Bien qu’il soit impossible d’éliminer la bureaucratie, l’application de lignes directrices simples issues de pratiques exemplaires peut vraiment la réduire. Ces lignes directrices ont deux retombées importantes : 1) elles permettent la prise de décisions collégiales qui favorisent un milieu de travail collaboratif et efficace et la réalisation d’objectifs communs et 2) elles réduisent la charge de travail de tous les employés.
Les structures bureaucratiques varient selon l’établissement, tout comme le style d’administration et le soutien offert au personnel et au corps professoral.
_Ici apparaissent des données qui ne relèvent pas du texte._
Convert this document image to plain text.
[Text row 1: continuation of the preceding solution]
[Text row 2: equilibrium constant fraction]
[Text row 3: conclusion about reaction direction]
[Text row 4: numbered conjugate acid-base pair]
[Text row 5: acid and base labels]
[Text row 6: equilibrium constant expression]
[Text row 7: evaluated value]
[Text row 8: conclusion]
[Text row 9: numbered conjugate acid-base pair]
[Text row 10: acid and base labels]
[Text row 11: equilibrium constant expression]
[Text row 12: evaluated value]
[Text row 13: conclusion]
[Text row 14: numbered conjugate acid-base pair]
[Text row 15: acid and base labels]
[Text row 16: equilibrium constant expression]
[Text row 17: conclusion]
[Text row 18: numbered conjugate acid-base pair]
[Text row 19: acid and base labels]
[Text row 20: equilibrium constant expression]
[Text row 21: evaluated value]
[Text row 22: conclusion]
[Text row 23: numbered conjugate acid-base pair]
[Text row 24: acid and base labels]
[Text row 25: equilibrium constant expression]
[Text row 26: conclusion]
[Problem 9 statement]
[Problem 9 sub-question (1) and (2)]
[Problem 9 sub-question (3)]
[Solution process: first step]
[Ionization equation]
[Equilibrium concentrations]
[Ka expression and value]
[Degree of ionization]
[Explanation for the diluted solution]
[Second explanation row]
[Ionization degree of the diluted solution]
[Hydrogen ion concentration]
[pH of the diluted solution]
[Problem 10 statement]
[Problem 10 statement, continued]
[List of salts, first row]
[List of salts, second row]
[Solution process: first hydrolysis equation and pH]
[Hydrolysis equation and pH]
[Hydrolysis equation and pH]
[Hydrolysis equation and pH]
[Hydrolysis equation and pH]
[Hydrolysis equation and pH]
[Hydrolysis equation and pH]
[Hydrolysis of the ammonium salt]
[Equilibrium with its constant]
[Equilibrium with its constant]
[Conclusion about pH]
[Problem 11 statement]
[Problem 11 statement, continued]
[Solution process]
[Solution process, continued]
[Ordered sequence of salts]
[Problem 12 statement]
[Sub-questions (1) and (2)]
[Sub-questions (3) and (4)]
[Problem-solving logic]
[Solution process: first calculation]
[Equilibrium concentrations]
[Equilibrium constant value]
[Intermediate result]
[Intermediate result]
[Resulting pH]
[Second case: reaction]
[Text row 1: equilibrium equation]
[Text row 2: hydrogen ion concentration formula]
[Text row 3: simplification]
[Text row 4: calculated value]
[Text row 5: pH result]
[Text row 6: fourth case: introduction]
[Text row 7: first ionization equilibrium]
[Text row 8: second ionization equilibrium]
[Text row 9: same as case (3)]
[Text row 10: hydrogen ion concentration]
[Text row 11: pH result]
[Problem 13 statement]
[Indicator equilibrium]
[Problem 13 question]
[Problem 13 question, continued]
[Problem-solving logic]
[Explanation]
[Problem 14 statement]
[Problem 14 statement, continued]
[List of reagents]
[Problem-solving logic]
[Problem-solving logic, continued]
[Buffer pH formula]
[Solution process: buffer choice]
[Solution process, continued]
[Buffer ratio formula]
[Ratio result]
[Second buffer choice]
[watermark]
Les administrateurs d’établissements progressifs et collégiaux trouveront peut-être qu’ils mettent déjà en pratique bon nombre de ces lignes directrices.
Voici donc quelques lignes directrices simples fondées sur les pratiques exemplaires en matière de bureaucratie :
1. Les politiques, les règles et les formulaires devraient contribuer au bien commun et être accompagnés d’explications claires.
2. Aucune politique ou règle ne devrait restreindre les capacités d’une personne à effectuer ses tâches essentielles.
3. Les mesures administratives devraient soutenir, preuve à l’appui, le mandat principal de l’établissement en facilitant les efforts des employés directement responsables de la réalisation de ce mandat.
4. Le travail des bureaucrates et des administrateurs devrait incomber uniquement à ceux-ci.
5. Lorsqu’un nouveau problème administratif survient, la première question à se poser devrait être : est-il possible de le résoudre sans créer un nouveau formulaire ou une nouvelle règle ou politique?
6. Toute nouvelle règle ou politique et tout nouveau formulaire devraient remplacer au moins une règle, une politique ou un formulaire existant.
7. Aucun formulaire modifié ne devrait être plus long que la version précédente.
8. À l’exception des identifiants déjà fournis, les formulaires, les rapports, les enquêtes et les sondages ne devraient jamais exiger de renseignements autres que ceux disponibles ou demandés dans les autres formulaires, rapports, enquêtes et sondages.
9. Aucune politique ne devrait exiger l’approbation ou l’autorisation de règles ou de comportements déjà abordés dans d’autres politiques ou dans les règles, les lois et les règlements gouvernementaux.
10. Tous les documents qui exigent une signature devraient aussi porter la signature de leur auteur.
11. Les processus, les règles ou les procédures devraient être supervisés ou modifiés uniquement par des personnes qui en ont une expérience pratique.
12. Les formulaires, les rapports et les sondages devraient être utiles aux personnes qui les remplissent.
13. Les formulaires devraient uniquement être créés par les personnes qui les remplissent.
14. Avant toute distribution, les formulaires doivent être vérifiés afin de corriger les éventuelles erreurs d’utilisation, puis examinés par au moins une autre personne devant les remplir.
15. Les formulaires, les enquêtes et les sondages devraient inclure le nom et les coordonnées de leur auteur et du plus haut responsable qui les a approuvés.
16. Les formulaires électroniques devraient être conçus et transmis dans un format convivial et pouvoir être remplis et signés à l’aide de n’importe quel logiciel grand public.
17. Les destinataires des formulaires, des enquêtes et des sondages électroniques ne devraient jamais être obligés d’en imprimer une copie.
18. Tous les sigles et acronymes présents dans un formulaire, un rapport ou une communication générale doivent d’abord être définis au long.
19. Les formulaires, les rapports, les enquêtes et les sondages devraient appeler des réponses binaires (p. ex. oui ou non) simples.
20. Les courriels, les réponses et autres types de correspondance devraient être envoyés uniquement aux personnes à qui ils sont destinés.
21. Toute mesure administrative qui n’exige pas d’intervention rapide devrait être considérée comme superflue.
Douglas Morris est professeur émérite de biologie à l’Université Lakehead.